Doctor Who #582: Earthshock Part 2

"You could hide an army down here and no one would find it."
TECHNICAL SPECS: First aired Mar.9 1982.

IN THIS ONE... The Doctor disarms a cyber-bomb and brings a platoon to a ship commanded by Beryl Reid.

REVIEW: It's clear to me there really wasn't material for four episodes of Earthshock. After a full episode of running around in caves, we get half an episode of running around in a spaceship's cargo hold. The one big plot point has the Cybermen, just revealed as the story's big bad, trying to signal their bomb on Earth to explode while the Doctor blocks it and disarms the thing. It's not exactly riveting television. Even the firefight manages to be mostly uneventful even though it goes on forever. The marines are very very good at missing. Eventually, the androids do fall, and in what feels like a reprise of The Visitation, their "deaths" are rather needlessly violent. Just machines, I know, but having your face blown off is a violent image, and is there even a reason why one of the androids has a female shape?

And we may have cheered Adric's departure prematurely. After he's helped the Doctor disarm the bomb and traded apologies with him, Adric reveals he didn't really want to go home, it was just an elaborate cry for attention! Well now I hate him even more! He gets his wish too. Nyssa and Tegan are sent to the back rooms with the marines (and a surprisingly eager to fight geologist), leaving Adric to hog all the action. And it doesn't even make sense! The Doctor and Adric do a recce on the ship which unsurprisingly ends with them getting caught crouching suspiciously over corpses, while the marines OF THIS TIME AND CULTURE could more easily have made their way to the bridge AND have carried the authority to stop these clichéed misunderstandings.

The minimal crew aboard the ship shouldn't make the traitor too hard to spot, but I do have to say a few words about Golden Globe nominee and BAFTA winner Beryl Reid as the captain. Now, I don't know her from Adam (uhm... Eve), even if she WAS in the original Tinker, Tailor. To me, she's just an odd casting choice, a posh old lady in a leather jacket throwing wicked barbs around and crouching over a console. It's a bizarre choice no matter Reid's cachet (to Brits, or perhaps to a certain generation). If you do know who she is, then you're the target audience for this bit of stunt casting, and it IS a stunt. JNT was always trying to get people to watch the show, and his methods usually consisted of big names (note how the companions are no longer right after the Doctor in the credits roll this season), exotic locations and other things you could announce to the media in advance, infamously leaving the hows and whys to distraught script editors. To an audience unaware of what's going on behind the scenes, it creates some real non sequiturs. Like this ship's captain. Historical note: The Doctor says "Brave heart, Tegan" for the first time.

THEORIES: Earthshock takes place in 2526. At one point, the Cybermen review past encounters with the Doctor, specifically the events of The Tenth Planet, Tomb of the Cybermen and Revenge of the Cybermen.

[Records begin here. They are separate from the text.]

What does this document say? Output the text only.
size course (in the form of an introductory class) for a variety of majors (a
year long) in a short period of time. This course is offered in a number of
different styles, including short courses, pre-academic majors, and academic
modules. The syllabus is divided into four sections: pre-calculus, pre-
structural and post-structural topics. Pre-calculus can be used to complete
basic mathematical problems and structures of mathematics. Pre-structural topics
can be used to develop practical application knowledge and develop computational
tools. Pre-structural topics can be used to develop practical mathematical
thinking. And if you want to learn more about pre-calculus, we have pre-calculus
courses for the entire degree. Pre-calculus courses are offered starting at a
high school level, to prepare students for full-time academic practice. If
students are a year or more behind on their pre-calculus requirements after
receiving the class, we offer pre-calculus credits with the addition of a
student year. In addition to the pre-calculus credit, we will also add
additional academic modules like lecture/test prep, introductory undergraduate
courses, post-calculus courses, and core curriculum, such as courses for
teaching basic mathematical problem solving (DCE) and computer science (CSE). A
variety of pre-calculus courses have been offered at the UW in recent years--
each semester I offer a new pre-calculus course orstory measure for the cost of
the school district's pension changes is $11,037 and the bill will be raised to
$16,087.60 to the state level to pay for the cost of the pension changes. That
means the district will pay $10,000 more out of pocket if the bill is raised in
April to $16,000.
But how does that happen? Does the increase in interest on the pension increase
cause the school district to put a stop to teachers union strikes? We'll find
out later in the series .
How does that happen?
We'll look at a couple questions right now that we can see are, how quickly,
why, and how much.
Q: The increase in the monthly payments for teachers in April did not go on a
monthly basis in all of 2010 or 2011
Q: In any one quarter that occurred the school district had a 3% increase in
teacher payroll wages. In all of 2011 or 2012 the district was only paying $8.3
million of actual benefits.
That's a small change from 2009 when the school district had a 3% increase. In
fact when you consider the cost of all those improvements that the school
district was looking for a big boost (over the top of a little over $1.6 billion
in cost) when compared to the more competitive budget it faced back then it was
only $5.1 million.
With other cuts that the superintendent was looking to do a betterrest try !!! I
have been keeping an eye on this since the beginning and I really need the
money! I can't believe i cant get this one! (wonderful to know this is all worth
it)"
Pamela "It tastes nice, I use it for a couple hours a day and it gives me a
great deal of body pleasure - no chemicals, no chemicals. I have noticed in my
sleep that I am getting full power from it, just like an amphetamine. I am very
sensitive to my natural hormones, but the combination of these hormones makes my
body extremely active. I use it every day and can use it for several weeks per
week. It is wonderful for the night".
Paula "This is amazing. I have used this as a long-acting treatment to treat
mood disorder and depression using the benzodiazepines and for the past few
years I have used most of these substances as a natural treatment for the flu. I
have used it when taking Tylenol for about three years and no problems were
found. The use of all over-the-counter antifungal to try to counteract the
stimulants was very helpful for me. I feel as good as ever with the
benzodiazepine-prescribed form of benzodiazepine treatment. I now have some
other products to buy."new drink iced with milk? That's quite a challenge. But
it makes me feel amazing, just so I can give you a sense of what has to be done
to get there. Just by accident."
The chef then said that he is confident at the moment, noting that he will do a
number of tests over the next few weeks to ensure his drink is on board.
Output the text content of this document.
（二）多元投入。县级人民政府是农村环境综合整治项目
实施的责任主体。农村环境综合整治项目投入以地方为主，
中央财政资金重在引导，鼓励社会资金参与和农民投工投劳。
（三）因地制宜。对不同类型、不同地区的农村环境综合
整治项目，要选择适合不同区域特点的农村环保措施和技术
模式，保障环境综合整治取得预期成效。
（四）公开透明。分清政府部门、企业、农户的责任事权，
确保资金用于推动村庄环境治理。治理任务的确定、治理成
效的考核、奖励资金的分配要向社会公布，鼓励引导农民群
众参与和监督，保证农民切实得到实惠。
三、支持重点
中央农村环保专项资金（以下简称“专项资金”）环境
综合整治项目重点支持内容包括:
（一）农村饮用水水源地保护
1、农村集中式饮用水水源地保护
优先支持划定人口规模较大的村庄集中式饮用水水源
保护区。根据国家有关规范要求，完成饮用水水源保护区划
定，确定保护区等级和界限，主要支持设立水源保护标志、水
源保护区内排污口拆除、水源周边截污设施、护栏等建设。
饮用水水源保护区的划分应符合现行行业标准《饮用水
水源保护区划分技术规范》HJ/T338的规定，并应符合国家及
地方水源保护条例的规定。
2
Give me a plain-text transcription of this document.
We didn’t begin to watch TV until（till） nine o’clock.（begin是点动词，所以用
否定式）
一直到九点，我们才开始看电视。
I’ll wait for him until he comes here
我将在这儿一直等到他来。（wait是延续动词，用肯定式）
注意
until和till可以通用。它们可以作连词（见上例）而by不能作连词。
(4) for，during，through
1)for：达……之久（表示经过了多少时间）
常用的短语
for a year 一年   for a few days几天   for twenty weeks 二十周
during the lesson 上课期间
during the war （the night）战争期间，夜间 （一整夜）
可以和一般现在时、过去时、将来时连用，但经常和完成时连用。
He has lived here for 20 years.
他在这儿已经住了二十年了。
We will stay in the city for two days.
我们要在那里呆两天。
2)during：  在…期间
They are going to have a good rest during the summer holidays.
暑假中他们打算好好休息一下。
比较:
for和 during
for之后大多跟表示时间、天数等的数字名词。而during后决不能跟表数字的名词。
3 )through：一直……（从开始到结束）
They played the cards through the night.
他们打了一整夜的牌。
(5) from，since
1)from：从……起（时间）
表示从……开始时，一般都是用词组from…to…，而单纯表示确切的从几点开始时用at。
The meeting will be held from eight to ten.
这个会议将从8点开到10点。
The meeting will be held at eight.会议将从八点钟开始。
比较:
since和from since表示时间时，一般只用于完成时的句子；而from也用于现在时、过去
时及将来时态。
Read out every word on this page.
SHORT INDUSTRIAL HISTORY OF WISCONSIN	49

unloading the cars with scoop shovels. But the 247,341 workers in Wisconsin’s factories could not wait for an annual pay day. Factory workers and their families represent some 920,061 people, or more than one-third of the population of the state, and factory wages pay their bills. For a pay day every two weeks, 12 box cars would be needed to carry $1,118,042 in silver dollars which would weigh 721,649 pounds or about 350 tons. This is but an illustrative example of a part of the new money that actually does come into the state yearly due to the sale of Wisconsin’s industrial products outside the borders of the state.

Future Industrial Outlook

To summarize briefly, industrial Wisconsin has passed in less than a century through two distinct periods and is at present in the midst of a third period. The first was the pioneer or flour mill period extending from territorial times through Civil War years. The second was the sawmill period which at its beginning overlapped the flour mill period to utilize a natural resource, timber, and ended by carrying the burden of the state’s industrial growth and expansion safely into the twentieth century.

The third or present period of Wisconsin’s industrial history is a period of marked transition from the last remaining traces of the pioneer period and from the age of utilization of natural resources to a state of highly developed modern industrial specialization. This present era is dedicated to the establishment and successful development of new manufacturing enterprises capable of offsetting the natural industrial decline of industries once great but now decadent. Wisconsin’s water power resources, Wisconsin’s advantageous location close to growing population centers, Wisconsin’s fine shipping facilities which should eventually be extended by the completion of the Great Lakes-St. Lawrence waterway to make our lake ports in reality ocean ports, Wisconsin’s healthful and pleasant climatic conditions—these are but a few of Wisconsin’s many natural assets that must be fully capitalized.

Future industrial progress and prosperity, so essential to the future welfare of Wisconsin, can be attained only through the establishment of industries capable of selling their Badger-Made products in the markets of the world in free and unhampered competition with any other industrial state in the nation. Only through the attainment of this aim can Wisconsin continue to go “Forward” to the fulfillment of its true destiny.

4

Oops! Doesn't that last one take place much later? Like the 29th century or later (the age of Nerva Beacon)? I guess these guys are time travelers. And that would make sense unless you're ready to believe Adric can turn the ship into a time machine with the power of mathematics in Part 4. The actual mistake is one of dating, but given what happens, and that the Cybermen's next appearance (Attack of the Cybermen) gives them a time-ship, the retroactive mistake seems to be that time travel isn't mentioned in this particular outing. So when trying to make sense of Cyber-History, Earthshock might even take place after Attack (though they would have looked at impossible 6th Doctor footage too if it did). It's a matter of trying to blow Earth up before they get caught up in the Cyber-Wars referred to in Revenge. Silver Nemesis is another story where time travel isn't mentioned, yet must be at work in the background, or else we must accept "modern" Cybermen and a whole Cyber-Fleet on Earth's doorstep only a couple years after Mondas is destroyed.

VERSIONS: The DVD's CGI option gives a little more glitz to the raygun effects, but leaves the model shots alone.

REWATCHABILITY: Medium-Low - While not unpleasant, it's a whole lot of padding and then more padding. It's time for the Cyberman to walk out of that room they're in.

Comments

karl said…
Beryl Reid was a long-established comedy actress here in the UK when it was announced she was guest-starring in this, and it caused some consternation when we learned she was playing a tough starship captain.. She has always played dotty and silly characters and we were dreading this but she wasn't too bad.
Unfortunately her success here then paved the way for JNT to invite more stunt-casting for other comedians to appear in the show, turning it into more of a pantomime than it already was.